Every year between the end of March and the beginning of May, the rose gardens of the Jebel Akhbar come to life. Each morning, the rose farmers go to their fields and pick the rose flowers. These are collected in large baskets and then taken to the distillery, where rose water is made from the blossoms. The harvest season is short and great effort is made to get the best harvest possible in the brief time available. But the rather high prices farmers can charge in the markets for their rosewater more than makes up for the short season. The premium price that rose water can attain anywhere in the country at the smaller and larger Souqs is primarily due to the limited availability of the product. The processing of rose water is done as it was centuries ago and still handled primarily in distilleries in the Lower Sayq Plateau.
The distillation of rose water is traditionally a craft done by men in the country. The rose petals are splashed with fresh spring water and then placed in a large clay pot, the Burmah. The pots are placed in a clay oven, the Dahjan, which is only used for the distillation of rose water. In this oven, the petals are slowly and carefully heated to around 100 degrees Celsius. Up to four Burmah can be heated simultaneously in a Dahjan. Nestled inside the Burmah is a somewhat narrower clay pot, the Sahlah. The entire contraption is sealed with a bulbous copper kettle, the Qars, which is filled with cold water at the top. As the rose petals are lightly squeezed between the Burmah and the Sahlah, the sap of the roses evaporates with the heat and rises, until it condenses on the cold copper of the Qar. It then runs along the bulbous curve of the Qar down to the middle and then drips into the Sahlah. During the distillation process, the Sahlah is stained again and again by pouring the rose water collecting there into a storage vessel through a filter which consists of a very fine cotton cloth. The liquid rose product stays still for a few days so that it can develop its full aroma and then the final product, rose water, is bottled into small bottles to be sold in markets across the country.

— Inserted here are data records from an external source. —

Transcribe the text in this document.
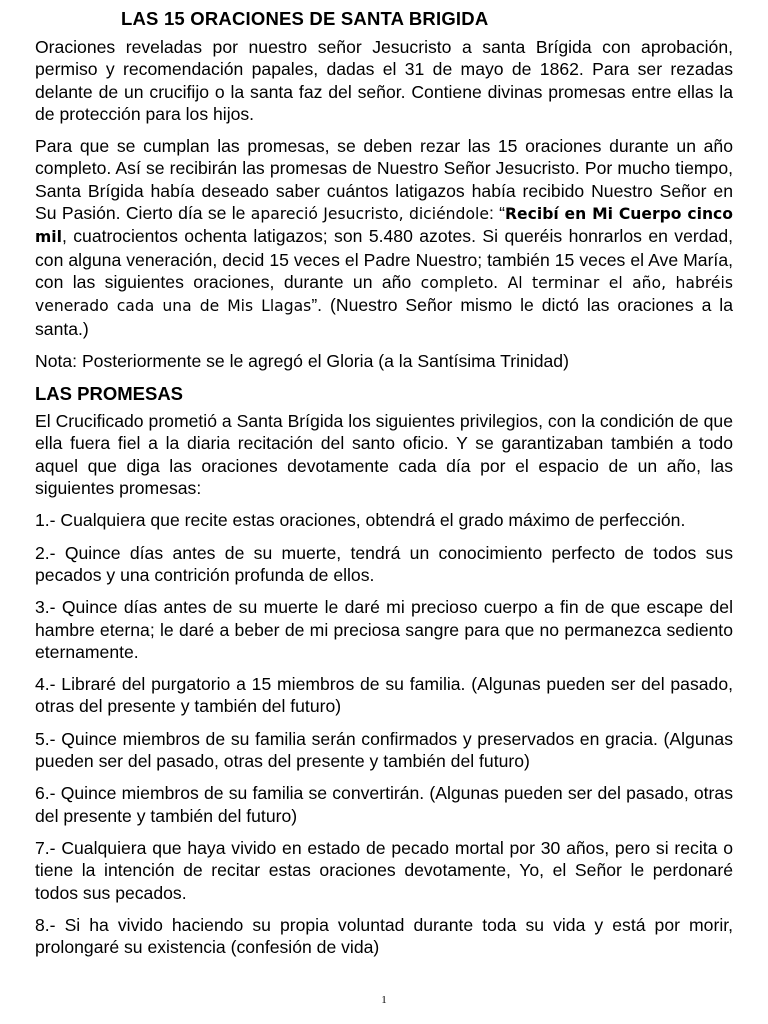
LAS 15 ORACIONES DE SANTA BRIGIDA

Oraciones reveladas por nuestro señor Jesucristo a santa Brígida con aprobación, permiso y recomendación papales, dadas el 31 de mayo de 1862. Para ser rezadas delante de un crucifijo o la santa faz del señor. Contiene divinas promesas entre ellas la de protección para los hijos.

Para que se cumplan las promesas, se deben rezar las 15 oraciones durante un año completo. Así se recibirán las promesas de Nuestro Señor Jesucristo. Por mucho tiempo, Santa Brígida había deseado saber cuántos latigazos había recibido Nuestro Señor en Su Pasión. Cierto día se le apareció Jesucristo, diciéndole: “Recibí en Mi Cuerpo cinco mil, cuatrocientos ochenta latigazos; son 5.480 azotes. Si queréis honrarlos en verdad, con alguna veneración, decid 15 veces el Padre Nuestro; también 15 veces el Ave María, con las siguientes oraciones, durante un año completo. Al terminar el año, habréis venerado cada una de Mis Llagas”. (Nuestro Señor mismo le dictó las oraciones a la santa.)

Nota: Posteriormente se le agregó el Gloria (a la Santísima Trinidad)

LAS PROMESAS

El Crucificado prometió a Santa Brígida los siguientes privilegios, con la condición de que ella fuera fiel a la diaria recitación del santo oficio. Y se garantizaban también a todo aquel que diga las oraciones devotamente cada día por el espacio de un año, las siguientes promesas:

1.- Cualquiera que recite estas oraciones, obtendrá el grado máximo de perfección.

2.- Quince días antes de su muerte, tendrá un conocimiento perfecto de todos sus pecados y una contrición profunda de ellos.

3.- Quince días antes de su muerte le daré mi precioso cuerpo a fin de que escape del hambre eterna; le daré a beber de mi preciosa sangre para que no permanezca sediento eternamente.

4.- Libraré del purgatorio a 15 miembros de su familia. (Algunas pueden ser del pasado, otras del presente y también del futuro)

5.- Quince miembros de su familia serán confirmados y preservados en gracia. (Algunas pueden ser del pasado, otras del presente y también del futuro)

6.- Quince miembros de su familia se convertirán. (Algunas pueden ser del pasado, otras del presente y también del futuro)

7.- Cualquiera que haya vivido en estado de pecado mortal por 30 años, pero si recita o tiene la intención de recitar estas oraciones devotamente, Yo, el Señor le perdonaré todos sus pecados.

8.- Si ha vivido haciendo su propia voluntad durante toda su vida y está por morir, prolongaré su existencia (confesión de vida)

1
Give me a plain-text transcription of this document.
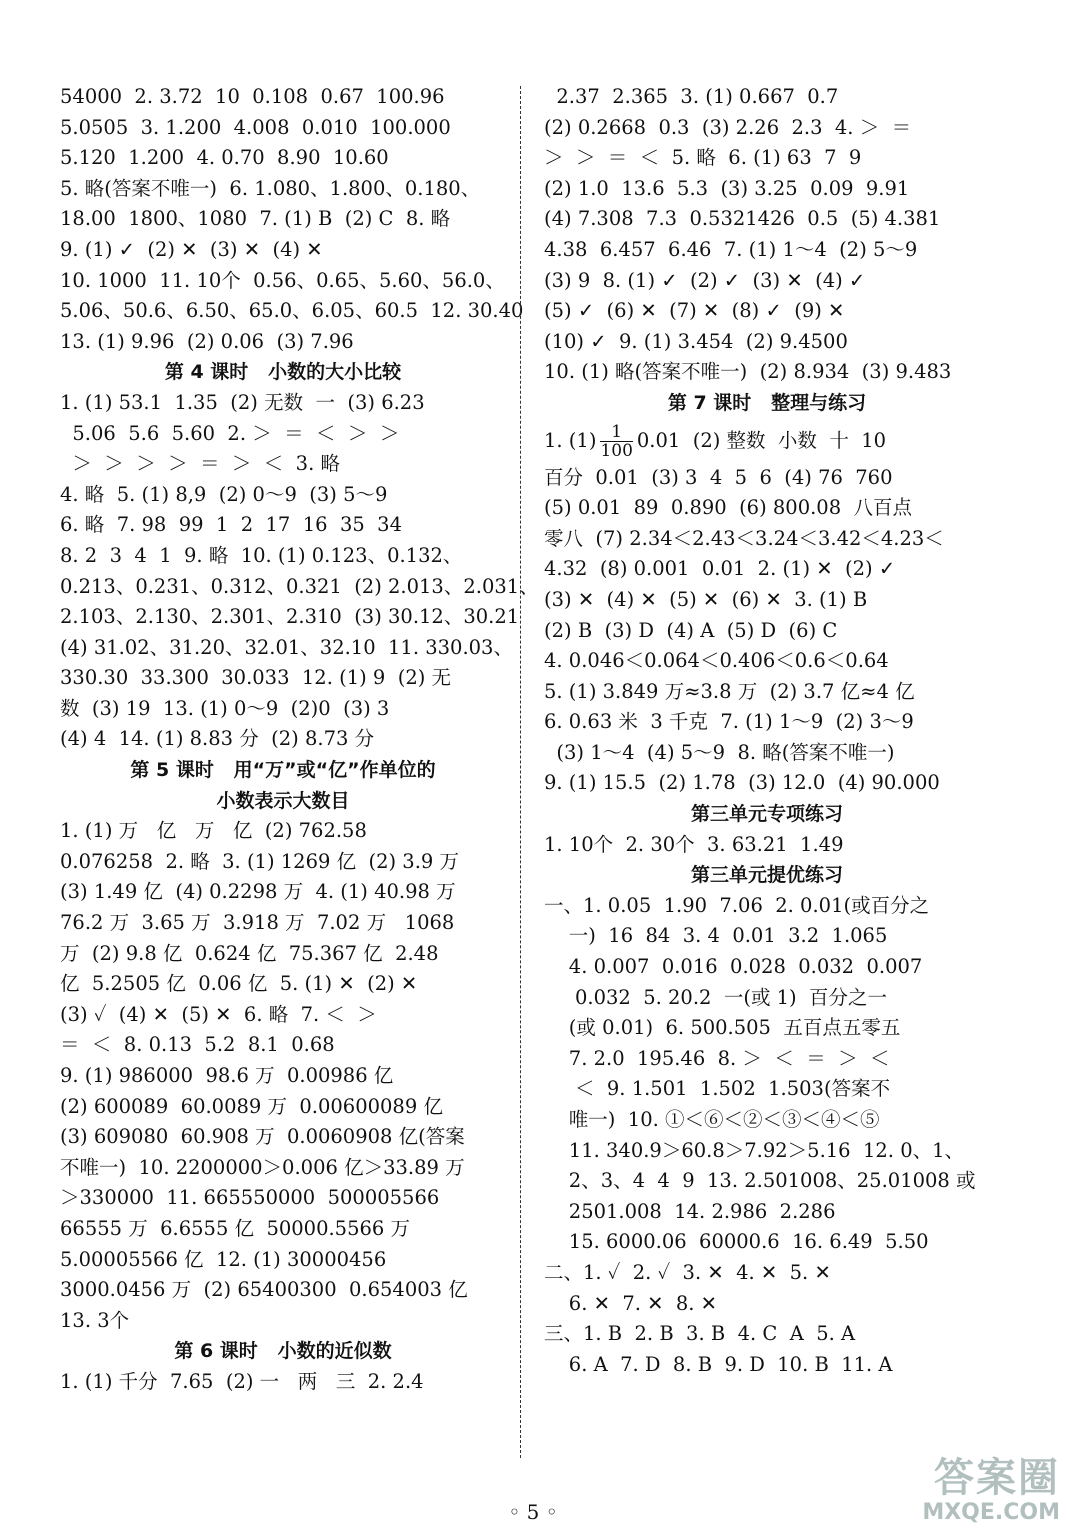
54000  2. 3.72  10  0.108  0.67  100.96
5.0505  3. 1.200  4.008  0.010  100.000
5.120  1.200  4. 0.70  8.90  10.60
5. 略(答案不唯一)  6. 1.080、1.800、0.180、
18.00  1800、1080  7. (1) B  (2) C  8. 略
9. (1) ✓  (2) ✕  (3) ✕  (4) ✕
10. 1000  11. 10个  0.56、0.65、5.60、56.0、
5.06、50.6、6.50、65.0、6.05、60.5  12. 30.40
13. (1) 9.96  (2) 0.06  (3) 7.96
第 4 课时   小数的大小比较
1. (1) 53.1  1.35  (2) 无数  一  (3) 6.23
5.06  5.6  5.60  2. ＞  ＝  ＜  ＞  ＞
＞  ＞  ＞  ＞  ＝  ＞  ＜  3. 略
4. 略  5. (1) 8,9  (2) 0～9  (3) 5～9
6. 略  7. 98  99  1  2  17  16  35  34
8. 2  3  4  1  9. 略  10. (1) 0.123、0.132、
0.213、0.231、0.312、0.321  (2) 2.013、2.031、
2.103、2.130、2.301、2.310  (3) 30.12、30.21
(4) 31.02、31.20、32.01、32.10  11. 330.03、
330.30  33.300  30.033  12. (1) 9  (2) 无
数  (3) 19  13. (1) 0～9  (2)0  (3) 3
(4) 4  14. (1) 8.83 分  (2) 8.73 分
第 5 课时   用“万”或“亿”作单位的
小数表示大数目
1. (1) 万   亿   万   亿  (2) 762.58
0.076258  2. 略  3. (1) 1269 亿  (2) 3.9 万
(3) 1.49 亿  (4) 0.2298 万  4. (1) 40.98 万
76.2 万  3.65 万  3.918 万  7.02 万   1068
万  (2) 9.8 亿  0.624 亿  75.367 亿  2.48
亿  5.2505 亿  0.06 亿  5. (1) ✕  (2) ✕
(3) ✓  (4) ✕  (5) ✕  6. 略  7. ＜  ＞
＝  ＜  8. 0.13  5.2  8.1  0.68
9. (1) 986000  98.6 万  0.00986 亿
(2) 600089  60.0089 万  0.00600089 亿
(3) 609080  60.908 万  0.0060908 亿(答案
不唯一)  10. 2200000＞0.006 亿＞33.89 万
＞330000  11. 665550000  500005566
66555 万  6.6555 亿  50000.5566 万
5.00005566 亿  12. (1) 30000456
3000.0456 万  (2) 65400300  0.654003 亿
13. 3个
第 6 课时   小数的近似数
1. (1) 千分  7.65  (2) 一   两   三  2. 2.4
2.37  2.365  3. (1) 0.667  0.7
(2) 0.2668  0.3  (3) 2.26  2.3  4. ＞  ＝
＞  ＞  ＝  ＜  5. 略  6. (1) 63  7  9
(2) 1.0  13.6  5.3  (3) 3.25  0.09  9.91
(4) 7.308  7.3  0.5321426  0.5  (5) 4.381
4.38  6.457  6.46  7. (1) 1～4  (2) 5～9
(3) 9  8. (1) ✓  (2) ✓  (3) ✕  (4) ✓
(5) ✓  (6) ✕  (7) ✕  (8) ✓  (9) ✕
(10) ✓  9. (1) 3.454  (2) 9.4500
10. (1) 略(答案不唯一)  (2) 8.934  (3) 9.483
第 7 课时   整理与练习
1. $(1) \frac{1}{100} 0.01$  (2) 整数  小数  十  10
百分  0.01  (3) 3  4  5  6  (4) 76  760
(5) 0.01  89  0.890  (6) 800.08  八百点
零八  (7) 2.34＜2.43＜3.24＜3.42＜4.23＜
4.32  (8) 0.001  0.01  2. (1) ✕  (2) ✓
(3) ✕  (4) ✕  (5) ✕  (6) ✕  3. (1) B
(2) B  (3) D  (4) A  (5) D  (6) C
4. 0.046＜0.064＜0.406＜0.6＜0.64
5. (1) 3.849 万≈3.8 万  (2) 3.7 亿≈4 亿
6. 0.63 米  3 千克  7. (1) 1～9  (2) 3～9
(3) 1～4  (4) 5～9  8. 略(答案不唯一)
9. (1) 15.5  (2) 1.78  (3) 12.0  (4) 90.000
第三单元专项练习
1. 10个  2. 30个  3. 63.21  1.49
第三单元提优练习
一、1. 0.05  1.90  7.06  2. 0.01(或百分之
一)  16  84  3. 4  0.01  3.2  1.065
4. 0.007  0.016  0.028  0.032  0.007
0.032  5. 20.2  一(或 1)  百分之一
(或 0.01)  6. 500.505  五百点五零五
7. 2.0  195.46  8. ＞  ＜  ＝  ＞  ＜
＜  9. 1.501  1.502  1.503(答案不
唯一)  10. ①＜⑥＜②＜③＜④＜⑤
11. 340.9＞60.8＞7.92＞5.16  12. 0、1、
2、3、4  4  9  13. 2.501008、25.01008 或
2501.008  14. 2.986  2.286
15. 6000.06  60000.6  16. 6.49  5.50
二、1. ✓  2. ✓  3. ✕  4. ✕  5. ✕
6. ✕  7. ✕  8. ✕
三、1. B  2. B  3. B  4. C  A  5. A
6. A  7. D  8. B  9. D  10. B  11. A
◦ 5 ◦
答案圈
MXQE.COM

In addition to being a wonderful fragrance, rose water can also be used as a delicious seasoning for food. In Oman, desserts, in particular, are made with a bit of rose water. Good quality rose water is golden yellow in color with a slightly smoky fragrance and effervescent, with many small air bubbles appearing when the vial is shaken. The dried rose leaves are not thrown away by the farmers but used as fertilizer in the fields to ensure another plentiful harvest in the following year.